The talks come after a more-than two-year U.S.-backed push to oust President Nicolas Maduro.
Unlike in previous failed attempts, the current dialogue includes participation by a large group of other parties, including Norway, which led the talks, as well as the Netherlands, Russia, Bolivia and Turkey.
Government and opposition representatives said in a joint statement that talks on economic and social measures, including special drawing rights with the International Monetary Fund (IMF) would continue in the next round.
“Progress was made in consultation mechanisms with political and social actors, making them as inclusive as possible,” the statement said.

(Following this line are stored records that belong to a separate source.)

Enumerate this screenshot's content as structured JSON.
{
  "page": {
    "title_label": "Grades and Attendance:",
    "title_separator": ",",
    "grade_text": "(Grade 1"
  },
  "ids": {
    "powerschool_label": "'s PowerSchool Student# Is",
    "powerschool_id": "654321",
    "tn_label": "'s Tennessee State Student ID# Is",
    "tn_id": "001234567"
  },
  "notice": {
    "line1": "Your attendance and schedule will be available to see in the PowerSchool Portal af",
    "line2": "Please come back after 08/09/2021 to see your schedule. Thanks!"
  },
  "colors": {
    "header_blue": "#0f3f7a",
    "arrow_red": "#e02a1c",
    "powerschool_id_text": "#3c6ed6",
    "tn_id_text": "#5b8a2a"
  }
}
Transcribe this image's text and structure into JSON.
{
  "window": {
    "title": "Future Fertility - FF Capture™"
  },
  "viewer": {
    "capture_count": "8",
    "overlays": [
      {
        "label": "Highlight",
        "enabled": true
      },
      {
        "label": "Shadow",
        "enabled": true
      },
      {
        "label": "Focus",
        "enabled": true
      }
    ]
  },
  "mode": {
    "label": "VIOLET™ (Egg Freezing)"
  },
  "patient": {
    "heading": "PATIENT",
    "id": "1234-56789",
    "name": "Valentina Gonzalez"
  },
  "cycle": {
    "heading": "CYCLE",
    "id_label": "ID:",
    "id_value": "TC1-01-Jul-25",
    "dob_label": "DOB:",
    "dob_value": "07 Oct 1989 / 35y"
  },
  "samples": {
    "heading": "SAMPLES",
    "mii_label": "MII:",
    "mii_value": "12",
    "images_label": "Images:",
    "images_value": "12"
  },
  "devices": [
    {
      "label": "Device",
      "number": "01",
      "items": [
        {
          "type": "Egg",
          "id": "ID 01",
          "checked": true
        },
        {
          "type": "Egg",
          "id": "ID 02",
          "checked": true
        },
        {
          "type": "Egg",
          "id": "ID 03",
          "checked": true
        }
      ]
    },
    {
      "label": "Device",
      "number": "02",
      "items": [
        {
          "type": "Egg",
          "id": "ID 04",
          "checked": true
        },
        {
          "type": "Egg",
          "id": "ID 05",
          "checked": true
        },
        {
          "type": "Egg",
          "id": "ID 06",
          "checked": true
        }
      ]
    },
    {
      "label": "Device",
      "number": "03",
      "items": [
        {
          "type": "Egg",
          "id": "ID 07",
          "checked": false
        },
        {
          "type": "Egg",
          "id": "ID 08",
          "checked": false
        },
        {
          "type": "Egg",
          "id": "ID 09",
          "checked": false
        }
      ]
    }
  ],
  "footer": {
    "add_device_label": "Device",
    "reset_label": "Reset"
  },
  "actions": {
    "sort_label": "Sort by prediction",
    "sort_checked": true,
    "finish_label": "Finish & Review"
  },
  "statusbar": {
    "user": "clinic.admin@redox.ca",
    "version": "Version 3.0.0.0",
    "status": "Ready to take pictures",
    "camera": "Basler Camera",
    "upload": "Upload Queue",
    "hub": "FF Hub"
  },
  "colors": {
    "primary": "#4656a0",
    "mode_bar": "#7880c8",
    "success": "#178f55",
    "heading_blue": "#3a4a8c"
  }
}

The two sides had already met in the Mexican capital last month for intense talks.
“We have a long way to go, we have a lot of work to do, we have many issues to discuss, but today we have shown ... that we can say the hardest things to ourselves,” said Jorge Rodriguez, president of the Venezuelan Congress and leader of Maduro’s negotiating team.
Rodriguez said that after the “early agreements” reached in the round, representatives from both sides will return to the table in Mexico at the end of the month.
Maduro’s government has demanded the lifting of sanctions, imposed by the United States and Europe, on Venezuelan officials and institutions - including state oil company PDVSA.
U.S. President Joe Biden’s government has said it is willing to the sanctions if “meaningful progress” in opposition negotiations is made.